If cafeteria trays make you think of middle school lunch lines and inedible green beans, then the bistros of Latvia are a refreshing change. Ubiquitous throughout the country, the kafejnīcas (pronounced “café-nee-tsas”) are, in many ways, the physical embodiment of the Latvian culture: filling, wholesome, and widely shared. As the trays slide along many a plate is graced by the non-negotiable presence of potatoes – a staple food, whether they are boiled, baked, fried, mashed, or boiled and then roasted. Meat cutlets, mushroom sauces, and a medley of colorful root vegetable salads accompany the central starch. The bistro line moves with a no-nonsense-get-in-get-food-get-out mentality, the urgency of which is all but unheard of in other parts of daily life in Latvia (I once waited three hours to be served food in a traditional restaurant setting.)

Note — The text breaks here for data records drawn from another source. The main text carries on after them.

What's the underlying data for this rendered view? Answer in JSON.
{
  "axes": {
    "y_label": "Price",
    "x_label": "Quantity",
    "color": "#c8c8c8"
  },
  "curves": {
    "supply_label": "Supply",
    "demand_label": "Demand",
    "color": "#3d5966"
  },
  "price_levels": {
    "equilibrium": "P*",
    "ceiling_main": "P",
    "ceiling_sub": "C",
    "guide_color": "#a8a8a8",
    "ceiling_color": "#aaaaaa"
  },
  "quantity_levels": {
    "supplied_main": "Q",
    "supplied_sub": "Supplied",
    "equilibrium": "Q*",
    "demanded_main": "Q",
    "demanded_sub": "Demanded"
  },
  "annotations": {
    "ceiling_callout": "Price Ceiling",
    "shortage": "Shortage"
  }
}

However, if Latvian is not among your language repertoire, be ready for some hastily made mistakes. To master the bistro, one cannot be of the faint of heart. Initially, my vocabulary restricted me to the choice of kartupeļi (potatoes), vista (chicken), and whatever was within pointing distance. I spent a month eating sour cream thinking it was yoghurt, tried to order fish and got French fries on top of my mashed potatoes, mixed up the words for buckwheat and cucumber, and discovered the mystery ingredient that kept popping up in my salad was, in fact, “lobes of liver.”
By trial-and-error, I proceeded. There are few, if any Americans (I know of none), living in my small town, which is imbued with a rich historical, and quintessentially Latvian, air. So, I tend to attract attention and confusion as soon as I open my mouth, leading on more than several occasions to the servers asking the entire lunch-time patronage of the establishment for help with English translation when I failed to comprehend. As abashed as I was by this situation and the direct approach Latvians will take to address things, it was helpful both in the moment and long-term. The first time I finally had a complete conversation and ordered my food without assistance, the server came out from behind the counter and gave me a hug. Much like their food, Latvians may be a mystery at first, but once you grow to understand them, you will find them to be varied, deep, and culturally vibrant.
Aja grew up in rural New Hampshire, and then attended Reed College in Portland, Oregon. She graduated in May of 2018 with a B.A. in Physics and Mathematics before moving to Valmiera, Latvia. She plans to return to the US to teach math and hopefully, pursue a PhD.